A primeira vez q experimentei a sensação de afogamento, contava uns 6 ou 7 anos, numa piscina de hotel, creio q no Guarujá. Lembro q, muito confiante, já sabia mergulhar, e a piscina tinha um fundo em declive. Já tendo explorado toda a parte q me dava pé sem nenhum revés, comecei a fazer minhas gracinhas, me aventurando no fundo até q numa dessas o fôlego faltou, o pé não encontrou o chão, a boca não encontrou ar, comecei a engolir água, me debater como uma lagartixa. Batendo as mãozinhas na superfície, pra meu grande alívio, alguém, creio q Regina, percebeu minha aflição e me puxou pra cima. Cuspindo água, me agarrei no deck e me dei conta q ainda era criança, indefesa, apesar de me sentir muito adulta. O tomei como lição e não restou disso nenhum temor de fazer futuros mergulhos.
Aprendi a boiar com uns 10 ou 11 anos, na praia da Barra da Tijuca, no Rio de Janeiro. Meu único tio, Renê, acabara de se casar com uma bela paranaense, minha tia Marilurdes, e para q todos se familiarizassem, fomos visitar os recém-casados em seu apartamento em Jacarepaguá: eu, Cristhiane, Patrícia, e meus avós Tula e Morzinho. Lembro q quando chegamos de carro ao Rio era aniversário de Cristhiane, 28 de dezembro, e justo nesta data o covarde Guilherme de Pádua assassinara Daniella Peres, filha da novelista Glória Peres.
Numa ida à praia da Barra, vi minha irmã do meio, Patrícia, magicamente suspensa na superfície da água. Perguntei-lhe como era capaz de fazer isso. Cheia de marra, me deu uma de suas comuns desancadas e me disse q estava boiando, e q para fazer isso não precisava saber nenhuma técnica ninja, bastava "relaxar o corpo e não ter medo, q o corpo bóia sozinho, pois 'bosta não afunda'." (palavras dela).

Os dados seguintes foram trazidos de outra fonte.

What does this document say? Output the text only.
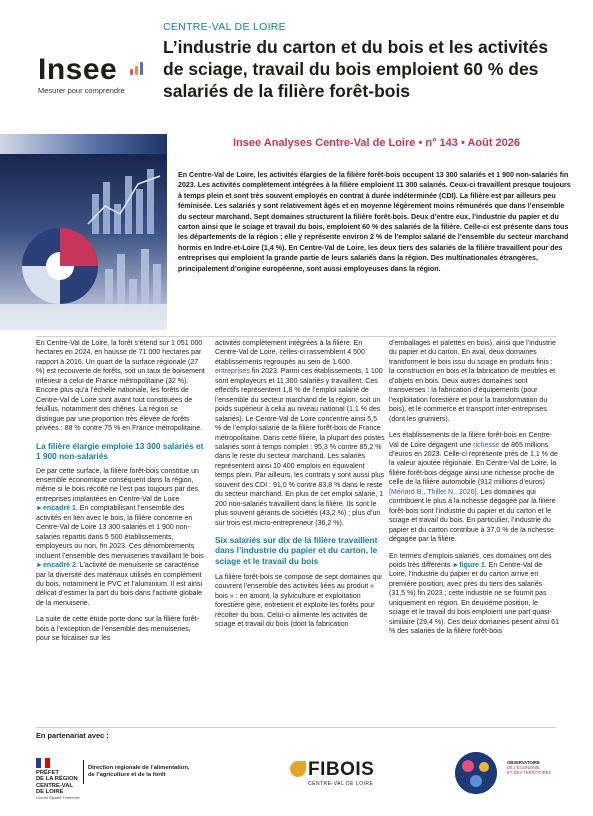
Insee
Mesurer pour comprendre
CENTRE-VAL DE LOIRE
L’industrie du carton et du bois et les activités de sciage, travail du bois emploient 60 % des salariés de la filière forêt-bois
Insee Analyses Centre-Val de Loire • n° 143 • Août 2026
En Centre-Val de Loire, les activités élargies de la filière forêt-bois occupent 13 300 salariés et 1 900 non-salariés fin 2023. Les activités complètement intégrées à la filière emploient 11 300 salariés. Ceux-ci travaillent presque toujours à temps plein et sont très souvent employés en contrat à durée indéterminée (CDI). La filière est par ailleurs peu féminisée. Les salariés y sont relativement âgés et en moyenne légèrement moins rémunérés que dans l’ensemble du secteur marchand. Sept domaines structurent la filière forêt-bois. Deux d’entre eux, l’industrie du papier et du carton ainsi que le sciage et travail du bois, emploient 60 % des salariés de la filière. Celle-ci est présente dans tous les départements de la région ; elle y représente environ 2 % de l’emploi salarié de l’ensemble du secteur marchand hormis en Indre-et-Loire (1,4 %). En Centre-Val de Loire, les deux tiers des salariés de la filière travaillent pour des entreprises qui emploient la grande partie de leurs salariés dans la région. Des multinationales étrangères, principalement d’origine européenne, sont aussi employeuses dans la région.

En Centre-Val de Loire, la forêt s’étend sur 1 051 000 hectares en 2024, en hausse de 71 000 hectares par rapport à 2016. Un quart de la surface régionale (27 %) est recouverte de forêts, soit un taux de boisement inférieur à celui de France métropolitaine (32 %). Encore plus qu’à l’échelle nationale, les forêts de Centre-Val de Loire sont avant tout constituées de feuillus, notamment des chênes. La région se distingue par une proportion très élevée de forêts privées : 88 % contre 75 % en France métropolitaine.

La filière élargie emploie 13 300 salariés et 1 900 non-salariés

De par cette surface, la filière forêt-bois constitue un ensemble économique conséquent dans la région, même si le bois récolté ne l’est pas toujours par des entreprises implantées en Centre-Val de Loire ►encadré 1. En comptabilisant l’ensemble des activités en lien avec le bois, la filière concerne en Centre-Val de Loire 13 300 salariés et 1 900 non-salariés répartis dans 5 500 établissements, employeurs ou non, fin 2023. Ces dénombrements incluent l’ensemble des menuiseries travaillant le bois ►encadré 2. L’activité de menuiserie se caractérise par la diversité des matériaux utilisés en complément du bois, notamment le PVC et l’aluminium. Il est ainsi délicat d’estimer la part du bois dans l’activité globale de la menuiserie.

La suite de cette étude porte donc sur la filière forêt-bois à l’exception de l’ensemble des menuiseries, pour se focaliser sur les

activités complètement intégrées à la filière. En Centre-Val de Loire, celles-ci rassemblent 4 500 établissements regroupés au sein de 1 600 entreprises fin 2023. Parmi ces établissements, 1 100 sont employeurs et 11 300 salariés y travaillent. Ces effectifs représentent 1,8 % de l’emploi salarié de l’ensemble du secteur marchand de la région, soit un poids supérieur à celui au niveau national (1,1 % des salariés). Le Centre-Val de Loire concentre ainsi 5,5 % de l’emploi salarié de la filière forêt-bois de France métropolitaine. Dans cette filière, la plupart des postes salariés sont à temps complet : 95,3 % contre 85,2 % dans le reste du secteur marchand. Les salariés représentent ainsi 10 400 emplois en équivalent temps plein. Par ailleurs, les contrats y sont aussi plus souvent des CDI : 91,0 % contre 83,8 % dans le reste du secteur marchand. En plus de cet emploi salarié, 1 200 non-salariés travaillent dans la filière. Ils sont le plus souvent gérants de sociétés (43,2 %) ; plus d’un sur trois est micro-entrepreneur (36,2 %).

Six salariés sur dix de la filière travaillent dans l’industrie du papier et du carton, le sciage et le travail du bois

La filière forêt-bois se compose de sept domaines qui couvrent l’ensemble des activités liées au produit « bois » : en amont, la sylviculture et exploitation forestière gère, entretient et exploite les forêts pour récolter du bois. Celui-ci alimente les activités de sciage et travail du bois (dont la fabrication

d’emballages et palettes en bois), ainsi que l’industrie du papier et du carton. En aval, deux domaines transforment le bois issu du sciage en produits finis : la construction en bois et la fabrication de meubles et d’objets en bois. Deux autres domaines sont transverses : la fabrication d’équipements (pour l’exploitation forestière et pour la transformation du bois), et le commerce et transport inter-entreprises (dont les grumiers).

Les établissements de la filière forêt-bois en Centre-Val de Loire dégagent une richesse de 865 millions d’euros en 2023. Celle-ci représente près de 1,1 % de la valeur ajoutée régionale. En Centre-Val de Loire, la filière forêt-bois dégage ainsi une richesse proche de celle de la filière automobile (912 millions d’euros) [Ménard B., Thillet N., 2026]. Les domaines qui contribuent le plus à la richesse dégagée par la filière forêt-bois sont l’industrie du papier et du carton et le sciage et travail du bois. En particulier, l’industrie du papier et du carton contribue à 37,0 % de la richesse dégagée par la filière.

En termes d’emplois salariés, ces domaines ont des poids très différents ►figure 1. En Centre-Val de Loire, l’industrie du papier et du carton arrive en première position, avec près du tiers des salariés (31,5 %) fin 2023 ; cette industrie ne se fournit pas uniquement en région. En deuxième position, le sciage et le travail du bois emploient une part quasi-similaire (29,4 %). Ces deux domaines pèsent ainsi 61 % des salariés de la filière forêt-bois

En partenariat avec :
PRÉFET
DE LA RÉGION
CENTRE-VAL
DE LOIRE
Liberté Égalité Fraternité
Direction régionale de l’alimentation,
de l’agriculture et de la forêt	FIBOIS
CENTRE-VAL DE LOIRE
OBSERVATOIRE
DE L’ÉCONOMIE
ET DES TERRITOIRES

Tentei imitá-la 1, 2, 3 vezes, sem sucesso. Eu afundava. Tentava deitar na água, mas ao estirar os braços, sempre ia pra baixo, e lutava para voltar à tona. Virei pra Patrícia e disse: "eu não devo ser feita de bosta, pq eu afundo!". Ela riu e disse q todos somos feitos da mesma coisa, q o "macete" era "não ter medo de se afogar, não lutar contra a água".
Com dezenas de tentativas, aos poucos fui compreendendo o q ela queria dizer. Q eu não devia encarar a água como uma inimiga contra a qual lutar, mas como uma parceira da qual me aproveitar, ou uma companheira a saber controlar. Sim, a água era potencialmente fatal, se eu não soubesse corretamente me comportar nela. Mas podia ser fonte de diversão, relaxamento, se eu soubesse compreendê-la e decodificasse a "etiqueta" do bom nadador. Se antes eu a achava ameaçadora, quando a conheci e comecei a desvendar seus segredos, passei a amá-la. Me tornei ótima nadadora, e capaz de boiar tanto no mar como na piscina.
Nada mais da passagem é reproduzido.